Jos Houben
Kathryn Hunter
Marcello Magni
directed by
Peter Brook
Beckett fans have seldom had it better. The playwright’s centenary programme at the Barbican was an utter delight; with even this trawl set aside, there have been commanding reprisals of Waiting for Godot, Krapp’s Last Tape and Happy Days in recent months, and a splendid exhibition at the Pompidou centre is but a train-ride away.
The Young Vic continues this venerable trend, and Peter Brook delves deeper into the Beckett canon than many theatre-goers will be accustomed to.
Fragments is a programme of five short plays or, to be more accurate, four short plays and an expositional prose piece, adapted for stage. These works are ostensibly consumed with Beckett’s great obsessions: the ironic dual-nightmare of isolation and inter-dependence; decay and transience; repetition imposing a simulacrum of order and continuity.
These themes are pared-down, refined reduced to an essence, a flavour. The Nobel Laureate’s best remembered characters from those afore-mentioned, most celebrated plays loom large over this little stage, and there is considerable joy to be derived from discerning lines of genealogy and development. But there are also a good number of laughs deep visceral guffaws which, at best, underline just what Brook and company have achieved; at worst, on the odd occasion, they risk undermining the impact of the writing.
Rough for Theatre I kicks-off proceedings admirably. Jos Houben and Marcello Magni play unnamed characters, the former in a wheelchair and the latter blind. Together, they form an uneasy alliance the eyes and legs of a united being. Their cooperation is threatened by their drive to independence, to individuality, and so there are shades here of Hamm and Clov, Didi and Gogo, and Lucky and Pozzo. The characters are strikingly rendered and touching in their economy which may actually exceed that of their famous forebears.
Houben and Magni are a formidable partnership. Their later sequence a mime, Act Without Words II is a music hall riot. On display here is Beckett’s dissolution of time the searing, unpunctuated daylight of Happy Days. In turn, each character rises according to ritual, attends to their directionless labour and returns to sleep, having only secured their continuity. Fittingly, the scene doesn’t so much end as it is abandoned.
But every triumph is offset. In a recent interview, Brook stated that he is not interested in authors with a point of view that fine delineation impedes ambiguity and audience participation. In his controversial treatment of Rockaby, he oversteps the mark and substitutes ambiguity for plain confusion.
This is certainly no fault of Kathryn Hunter, whose performance as the timid, moribund old woman is affective and beautiful. The problem instead lies with Brook’s disregard for the demands of the text. Gone is the sole stipulated prop a rocking chair and with it the symbolic link between birth and death. Furthermore, by having Hunter recite what was intended to be a pre-recorded monologue, indexed to the movement of the character in her chair, the rhythm of the piece is all wrong. The sense of a legitimate interaction with the self is lost, and as such the piece is reduced to a study of senility, robbed of universality.

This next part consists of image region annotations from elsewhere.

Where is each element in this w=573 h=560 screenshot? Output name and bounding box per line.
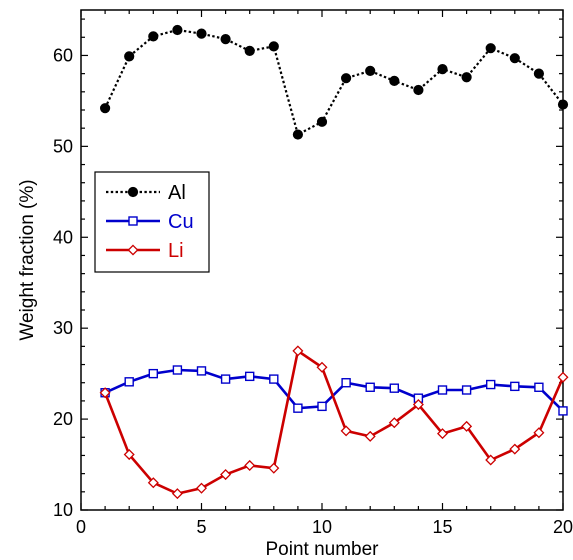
data-point-al (172, 24, 183, 36)
data-point-al (437, 63, 448, 75)
data-point-li (412, 399, 424, 411)
data-point-al (244, 45, 255, 57)
x-tick-label: 10 (312, 517, 332, 537)
data-point-cu (461, 385, 472, 395)
data-point-li (268, 462, 280, 474)
data-point-li (533, 427, 545, 439)
y-tick-label: 50 (53, 136, 73, 156)
data-point-cu (196, 366, 207, 376)
data-point-al (196, 28, 207, 39)
data-point-cu (486, 379, 496, 390)
x-tick-label: 20 (553, 517, 573, 537)
x-axis-ticks: 0 5 10 15 20 (76, 10, 573, 537)
data-point-li (171, 488, 183, 500)
legend-marker-li (127, 244, 139, 256)
y-axis-ticks: 10 20 30 40 50 60 (53, 18, 563, 520)
data-point-cu (365, 382, 375, 392)
data-point-li (388, 417, 400, 429)
data-point-cu (244, 371, 255, 382)
data-point-li (123, 449, 135, 461)
data-point-cu (317, 401, 327, 412)
data-point-al (292, 129, 303, 140)
y-axis-label: Weight fraction (%) (17, 179, 38, 340)
data-point-li (220, 469, 232, 481)
legend-item-cu: Cu (106, 211, 194, 233)
y-tick-label: 30 (53, 318, 73, 338)
data-point-cu (293, 403, 303, 413)
data-point-li (364, 430, 376, 442)
data-point-cu (148, 368, 159, 379)
data-point-al (485, 43, 496, 54)
data-point-al (533, 68, 545, 79)
data-point-li (244, 459, 256, 471)
legend-marker-al (127, 186, 139, 198)
data-point-cu (269, 374, 279, 384)
data-point-cu (220, 374, 231, 384)
data-point-cu (172, 365, 183, 375)
data-point-al (220, 33, 231, 45)
series-al (100, 24, 569, 140)
data-point-al (461, 72, 472, 83)
x-tick-label: 5 (196, 517, 206, 537)
series-layer (99, 24, 569, 500)
data-point-cu (534, 382, 544, 392)
data-point-al (148, 31, 159, 42)
y-tick-label: 60 (53, 45, 73, 65)
y-tick-label: 10 (53, 500, 73, 520)
legend-label-li: Li (168, 240, 184, 262)
x-tick-label: 15 (432, 517, 452, 537)
data-point-al (341, 73, 352, 84)
data-point-li (557, 371, 569, 383)
data-point-li (195, 482, 208, 494)
series-li (99, 345, 569, 500)
y-tick-label: 40 (53, 227, 73, 247)
data-point-cu (124, 377, 134, 387)
series-line-cu (104, 368, 564, 412)
legend-label-cu: Cu (168, 211, 194, 233)
data-point-al (557, 99, 569, 110)
legend-item-al: Al (106, 182, 186, 204)
data-point-cu (389, 383, 399, 393)
data-point-al (365, 65, 376, 77)
y-tick-label: 20 (53, 409, 73, 429)
legend-marker-cu (128, 216, 138, 226)
legend: Al Cu Li (94, 171, 210, 273)
data-point-al (124, 51, 135, 62)
data-point-cu (510, 381, 520, 392)
data-point-al (268, 41, 279, 52)
data-point-li (292, 345, 304, 357)
data-point-li (485, 454, 497, 466)
data-point-cu (437, 385, 448, 395)
x-axis-label: Point number (265, 539, 379, 560)
data-point-li (316, 361, 328, 373)
data-point-li (340, 425, 352, 437)
series-cu (100, 365, 568, 416)
data-point-li (509, 443, 521, 455)
data-point-li (99, 387, 111, 399)
legend-item-li: Li (106, 240, 184, 262)
data-point-al (100, 103, 111, 114)
data-point-al (316, 116, 328, 127)
data-point-al (389, 75, 400, 87)
data-point-cu (341, 378, 351, 388)
data-point-al (509, 53, 520, 64)
data-point-cu (558, 406, 568, 416)
data-point-li (436, 428, 449, 440)
x-tick-label: 0 (76, 517, 86, 537)
data-point-li (147, 477, 159, 489)
legend-label-al: Al (168, 182, 186, 204)
data-point-li (461, 420, 473, 432)
data-point-al (413, 84, 424, 96)
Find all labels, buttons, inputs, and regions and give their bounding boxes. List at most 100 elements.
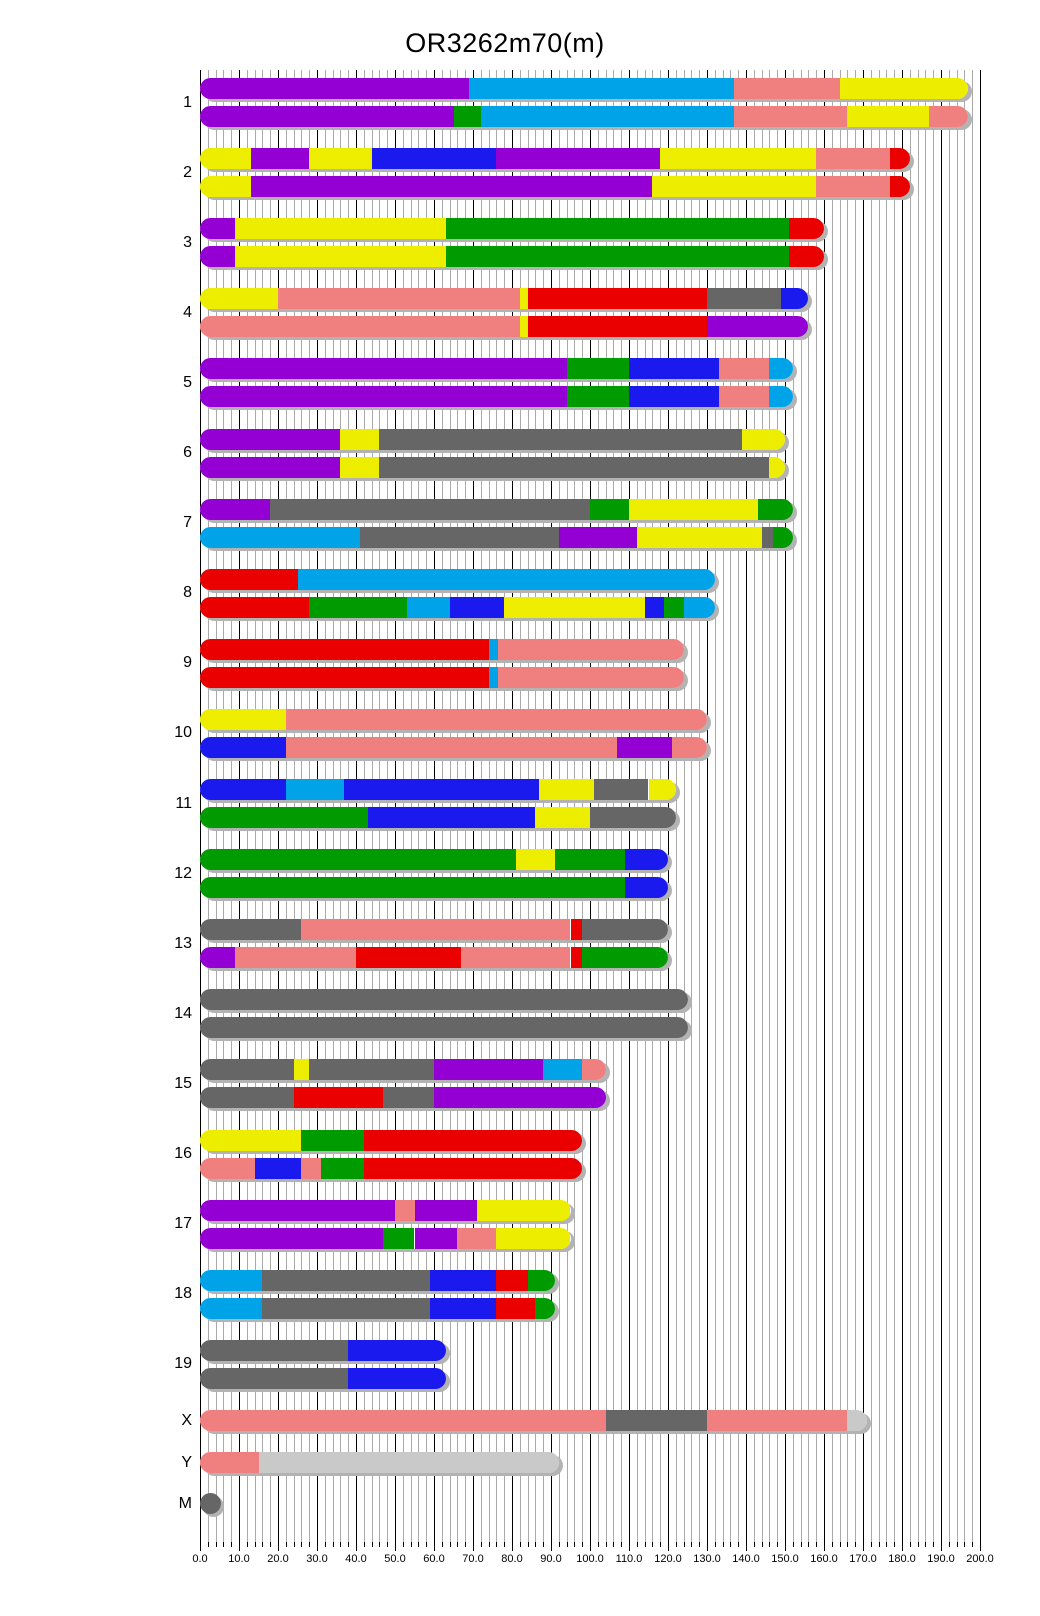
gridline-minor [621, 70, 623, 1542]
gridline-minor [527, 70, 529, 1542]
gridline-minor [309, 70, 311, 1542]
axis-tick [371, 1542, 373, 1547]
bar-segment [629, 386, 719, 408]
gridline-minor [597, 70, 599, 1542]
bar-segment [539, 779, 594, 800]
bar-segment [566, 386, 629, 408]
axis-tick-label: 130.0 [693, 1553, 721, 1565]
gridline-minor [293, 70, 295, 1542]
bar-segment [430, 1297, 497, 1319]
gridline-minor [909, 70, 911, 1542]
axis-tick [535, 1542, 537, 1547]
axis-tick [730, 1542, 732, 1547]
bar-segment [395, 1199, 415, 1221]
bar-segment [235, 947, 356, 969]
axis-tick-label: 40.0 [345, 1553, 367, 1565]
axis-tick [410, 1542, 412, 1547]
chart-title: OR3262m70(m) [405, 28, 605, 58]
axis-tick-label: 120.0 [654, 1553, 682, 1565]
bar-segment [200, 106, 454, 127]
gridline-minor [519, 70, 521, 1542]
axis-tick-label: 150.0 [771, 1553, 799, 1565]
chromosome-bar [200, 1452, 559, 1473]
bar-segment [648, 779, 676, 800]
axis-tick [886, 1542, 888, 1547]
bar-segment [582, 947, 668, 969]
axis-tick-label: 30.0 [306, 1553, 328, 1565]
bar-segment [461, 947, 571, 969]
axis-tick [301, 1542, 303, 1547]
axis-tick [395, 1542, 396, 1551]
row-label: 2 [183, 163, 192, 181]
axis-tick [855, 1542, 857, 1547]
bar-segment [200, 246, 236, 268]
axis-tick [246, 1542, 248, 1547]
chromosome-bar [200, 218, 824, 240]
chromosome-bar [200, 1269, 555, 1291]
bar-segment [200, 456, 341, 478]
axis-tick [527, 1542, 529, 1547]
axis-tick [870, 1542, 872, 1547]
chromosome-bar [200, 596, 715, 618]
bar-segment [285, 736, 618, 758]
gridline-minor [363, 70, 365, 1542]
bar-segment [363, 1129, 583, 1151]
chromosome-bar [200, 498, 793, 520]
gridline-minor [652, 70, 654, 1542]
row-label: 4 [183, 303, 192, 321]
row-label: 19 [174, 1355, 192, 1373]
bar-segment [671, 736, 707, 758]
bar-segment [200, 1129, 302, 1151]
gridline-minor [301, 70, 303, 1542]
gridline-minor [223, 70, 225, 1542]
bar-segment [644, 596, 665, 618]
bar-segment [617, 736, 672, 758]
bar-segment [496, 1297, 536, 1319]
mito-dot [200, 1493, 221, 1514]
gridline-minor [847, 70, 849, 1542]
row-label: 15 [174, 1074, 192, 1092]
bar-segment [527, 1269, 555, 1291]
row-label: 3 [183, 233, 192, 251]
bar-segment [515, 849, 555, 871]
axis-tick [574, 1542, 576, 1547]
bar-segment [200, 1227, 384, 1249]
gridline-major [746, 70, 747, 1542]
bar-segment [250, 148, 310, 170]
bar-segment [480, 106, 735, 127]
row-label: 14 [174, 1004, 192, 1022]
axis-tick [597, 1542, 599, 1547]
gridline-minor [738, 70, 740, 1542]
gridline-major [239, 70, 240, 1542]
bar-segment [200, 807, 368, 828]
bar-segment [839, 78, 969, 99]
gridline-minor [441, 70, 443, 1542]
axis-tick [488, 1542, 490, 1547]
gridline-minor [753, 70, 755, 1542]
axis-tick [418, 1542, 420, 1547]
axis-tick [223, 1542, 225, 1547]
axis-tick [925, 1542, 927, 1547]
bar-segment [348, 1339, 446, 1361]
bar-segment [636, 526, 762, 548]
axis-tick [332, 1542, 334, 1547]
gridline-major [473, 70, 474, 1542]
bar-segment [769, 386, 793, 408]
axis-tick [566, 1542, 568, 1547]
gridline-minor [254, 70, 256, 1542]
axis-tick [215, 1542, 217, 1547]
bar-segment [235, 218, 446, 240]
gridline-minor [543, 70, 545, 1542]
bar-segment [434, 1059, 544, 1081]
chromosome-bar [200, 358, 793, 380]
bar-segment [773, 526, 793, 548]
bar-segment [254, 1157, 302, 1179]
axis-tick [816, 1542, 818, 1547]
gridline-major [941, 70, 942, 1542]
axis-tick [340, 1542, 342, 1547]
axis-tick [293, 1542, 295, 1547]
axis-tick [402, 1542, 404, 1547]
axis-tick [504, 1542, 506, 1547]
axis-tick [847, 1542, 849, 1547]
gridline-major [590, 70, 591, 1542]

There are issues, too, with the finale. The high-jinks of Act Without Words II spill over into Come and go, a piece which though funny aught to be invested with a certain horror. This is perhaps inevitable when two of the characters are presented in drag a demand necessitated by the compact cast but one can’t help but wonder if a more appropriate text could have been selected. Beckett’s ghouls suffer an excess of personality.
That aside, Come and Go remains a high point in an evening characterised by quality acting and polish, and a remarkable courage of conviction.